One Child, Cancer-Free
A little girl in Philipsburg, PA, is running about, doing somersaults, and playing and having fun, Emma Whitehead, age 6, is now in remission after being near death just last spring from leukemia. She had relapsed twice after chemotherapy and her doctors were running out of options.
Her parents, desperate to save her, sought an experimental treatment at Children’s Hospital of Philadelphia, one that had never been tried on a child, one that had never been used with Emma’s type of leukemia. The treatment takes a disabled form of the AIDS virus, to reprogram the immune system to kill cancer cells.
The treatment itself was nearly fatal to the little girl, but she emerged cancer-free, and 7 months later is still in remission. She is one of the first people, and the first child, to show that maybe cancer treatment can do what doctors have long hoped, beat cancer with their own bodies.

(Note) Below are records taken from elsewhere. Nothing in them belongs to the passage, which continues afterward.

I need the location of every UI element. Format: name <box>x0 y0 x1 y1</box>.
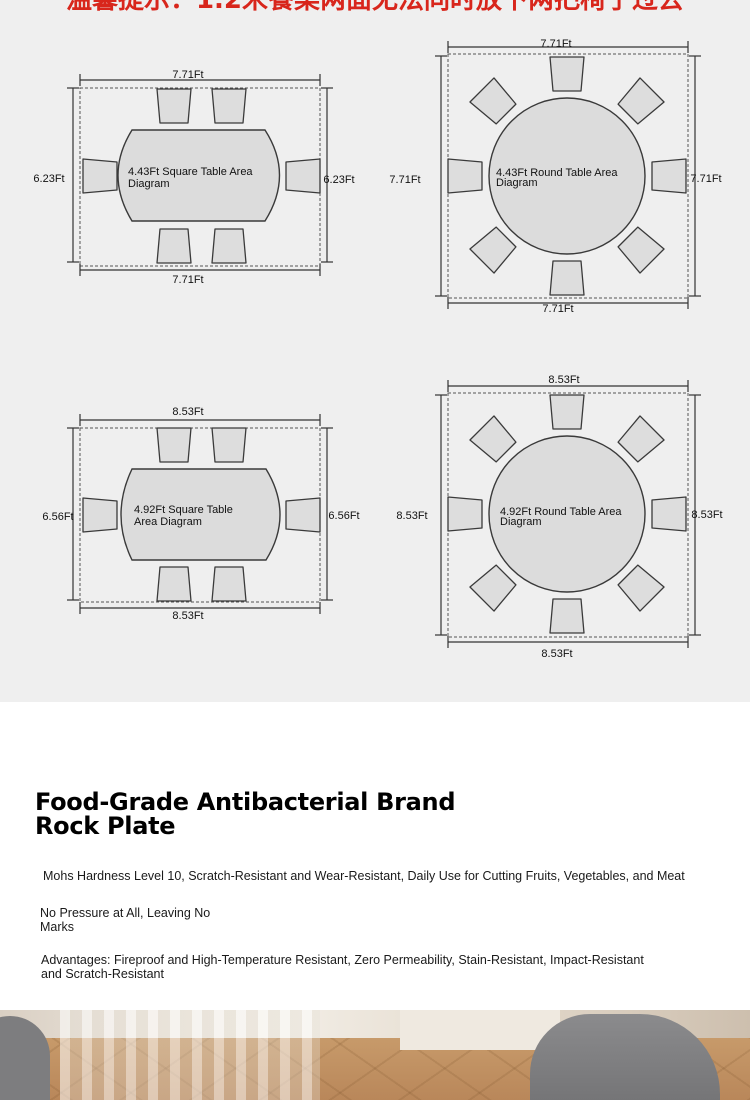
chair <box>211 88 247 124</box>
table-layout-diagrams: 7.71Ft 7.71Ft 6.23Ft 6.23Ft 4.43Ft Squar… <box>33 38 722 660</box>
desc-advantages-line2: and Scratch-Resistant <box>41 967 164 981</box>
chair <box>469 77 519 127</box>
room-photo <box>0 1010 750 1100</box>
desc-pressure: No Pressure at All, Leaving No Marks <box>40 906 280 934</box>
chair <box>156 228 192 264</box>
table-area-diagram-panel: 温馨提示：1.2米餐桌两面无法同时放下两把椅子过去 <box>0 0 750 702</box>
dimension-bottom: 8.53Ft <box>541 648 572 660</box>
chair <box>615 77 665 127</box>
dimension-top: 8.53Ft <box>548 374 579 386</box>
section-heading: Food-Grade Antibacterial Brand Rock Plat… <box>35 790 475 838</box>
heading-line1: Food-Grade Antibacterial Brand <box>35 788 456 816</box>
dimension-right: 6.56Ft <box>328 510 359 522</box>
chair <box>211 566 247 602</box>
chair <box>651 496 687 532</box>
dimension-top: 7.71Ft <box>172 69 203 81</box>
chair <box>549 260 585 296</box>
dimension-bottom: 7.71Ft <box>542 303 573 315</box>
desc-pressure-line2: Marks <box>40 920 75 934</box>
table-label-line2: Diagram <box>500 516 542 528</box>
chair <box>615 415 665 465</box>
diagram-square-443: 7.71Ft 7.71Ft 6.23Ft 6.23Ft 4.43Ft Squar… <box>33 69 354 286</box>
desc-pressure-line1: No Pressure at All, Leaving No <box>40 906 211 920</box>
desc-hardness: Mohs Hardness Level 10, Scratch-Resistan… <box>43 869 685 883</box>
dimension-right: 7.71Ft <box>690 173 721 185</box>
chair <box>447 158 483 194</box>
dimension-bottom: 8.53Ft <box>172 610 203 622</box>
dimension-left: 7.71Ft <box>389 174 420 186</box>
dimension-right: 8.53Ft <box>691 509 722 521</box>
table-label-line1: 4.43Ft Round Table Area <box>496 167 618 179</box>
chair <box>285 158 321 194</box>
table-label-line1: 4.92Ft Square Table <box>134 504 233 516</box>
chair <box>651 158 687 194</box>
heading-line2: Rock Plate <box>35 812 176 840</box>
tip-banner: 温馨提示：1.2米餐桌两面无法同时放下两把椅子过去 <box>65 0 685 15</box>
rectangular-table <box>120 468 281 561</box>
chair <box>156 88 192 124</box>
dimension-left: 8.53Ft <box>396 510 427 522</box>
chair <box>615 562 665 612</box>
chair <box>156 566 192 602</box>
chair <box>211 427 247 463</box>
diagram-round-492: 8.53Ft 8.53Ft 8.53Ft 8.53Ft 4.92Ft Round… <box>396 374 722 660</box>
round-table <box>488 435 646 593</box>
chair-photo-left <box>0 1016 50 1100</box>
diagram-round-443: 7.71Ft 7.71Ft 7.71Ft 7.71Ft 4.43Ft Round… <box>389 38 721 315</box>
table-label-line2: Diagram <box>128 178 170 190</box>
dimension-left: 6.56Ft <box>42 511 73 523</box>
chair <box>82 497 118 533</box>
chair <box>447 496 483 532</box>
chair <box>615 224 665 274</box>
diagram-square-492: 8.53Ft 8.53Ft 6.56Ft 6.56Ft 4.92Ft Squar… <box>42 406 359 622</box>
chair <box>549 394 585 430</box>
chair <box>82 158 118 194</box>
dimension-bottom: 7.71Ft <box>172 274 203 286</box>
wall <box>400 1010 560 1050</box>
chair <box>469 562 519 612</box>
table-label-line1: 4.43Ft Square Table Area <box>128 166 253 178</box>
dimension-top: 8.53Ft <box>172 406 203 418</box>
desc-advantages-line1: Advantages: Fireproof and High-Temperatu… <box>41 953 644 967</box>
dimension-top: 7.71Ft <box>540 38 571 50</box>
chair <box>469 415 519 465</box>
table-label-line2: Diagram <box>496 177 538 189</box>
curtain <box>60 1010 320 1100</box>
dimension-left: 6.23Ft <box>33 173 64 185</box>
chair <box>156 427 192 463</box>
desc-advantages: Advantages: Fireproof and High-Temperatu… <box>41 953 731 981</box>
chair <box>549 598 585 634</box>
chair <box>469 224 519 274</box>
table-label-line2: Area Diagram <box>134 516 202 528</box>
dimension-right: 6.23Ft <box>323 174 354 186</box>
chair <box>211 228 247 264</box>
area-boundary <box>79 87 321 267</box>
chair <box>285 497 321 533</box>
rectangular-table <box>117 129 281 222</box>
round-table <box>488 97 646 255</box>
chair-photo-right <box>530 1014 720 1100</box>
chair <box>549 56 585 92</box>
table-label-line1: 4.92Ft Round Table Area <box>500 506 622 518</box>
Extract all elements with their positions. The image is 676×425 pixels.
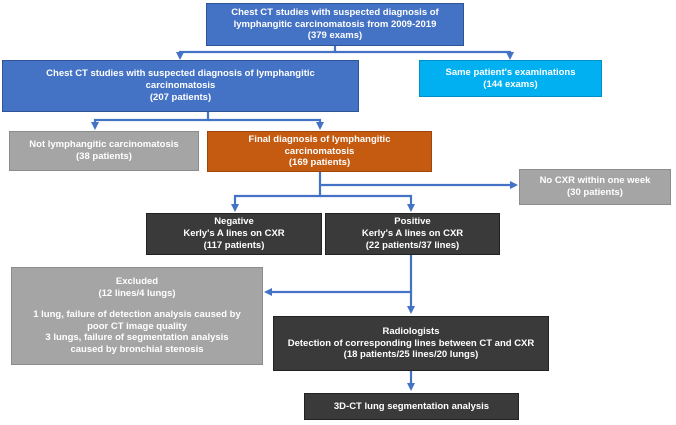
node-negative-cxr: Negative Kerly's A lines on CXR (117 pat… <box>146 213 322 255</box>
node-same-patient-exams: Same patient's examinations (144 exams) <box>419 60 602 97</box>
arrow-top-to-suspected <box>176 46 337 60</box>
arrow-suspected-to-final <box>208 118 324 130</box>
arrow-final-to-positive <box>320 194 415 212</box>
node-final-diagnosis: Final diagnosis of lymphangitic carcinom… <box>207 131 432 172</box>
node-3d-ct-segmentation: 3D-CT lung segmentation analysis <box>304 393 519 420</box>
node-top-ct-studies: Chest CT studies with suspected diagnosi… <box>206 3 464 46</box>
arrow-final-to-no-cxr <box>318 172 518 189</box>
arrow-top-to-same-patient <box>335 50 514 60</box>
arrow-positive-to-excluded <box>264 255 413 296</box>
node-no-cxr: No CXR within one week (30 patients) <box>519 169 671 205</box>
arrow-suspected-to-not-lymph <box>91 112 210 130</box>
node-excluded: Excluded (12 lines/4 lungs) 1 lung, fail… <box>11 267 263 365</box>
arrow-final-to-negative <box>231 185 322 212</box>
node-suspected-diagnosis: Chest CT studies with suspected diagnosi… <box>2 60 359 112</box>
node-radiologists: Radiologists Detection of corresponding … <box>273 316 549 371</box>
node-not-lymphangitic: Not lymphangitic carcinomatosis (38 pati… <box>9 131 199 171</box>
node-positive-cxr: Positive Kerly's A lines on CXR (22 pati… <box>325 213 500 255</box>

Emma is an only child who was diagnosed with acute lymphoblastic leukemia when she was 5. Her parents, Kari and Tom, are very grateful to have found some of the few doctors doing this procedure.
This treatment was developed at the University of Pennsylvania, other places are trying similar programs, including the National Cancer Institute and Memorial Sloan-Kettering Cancer Center in New York. Dr. Carl June leads the cancer research center at the University of Pennsylvania, who stated, “Our goal is to have a cure, but we can’t say that word.” He hopes this new treatment will replace bone marrow transplants, which are a long, hard, risky, expensive process, more so than the new treatment.
Some experts are saying this treatment is a major breakthrough, even in its early days having significant success rates. The patients will require ongoing treatment, as their bodies will remain vulnerable to certain infections.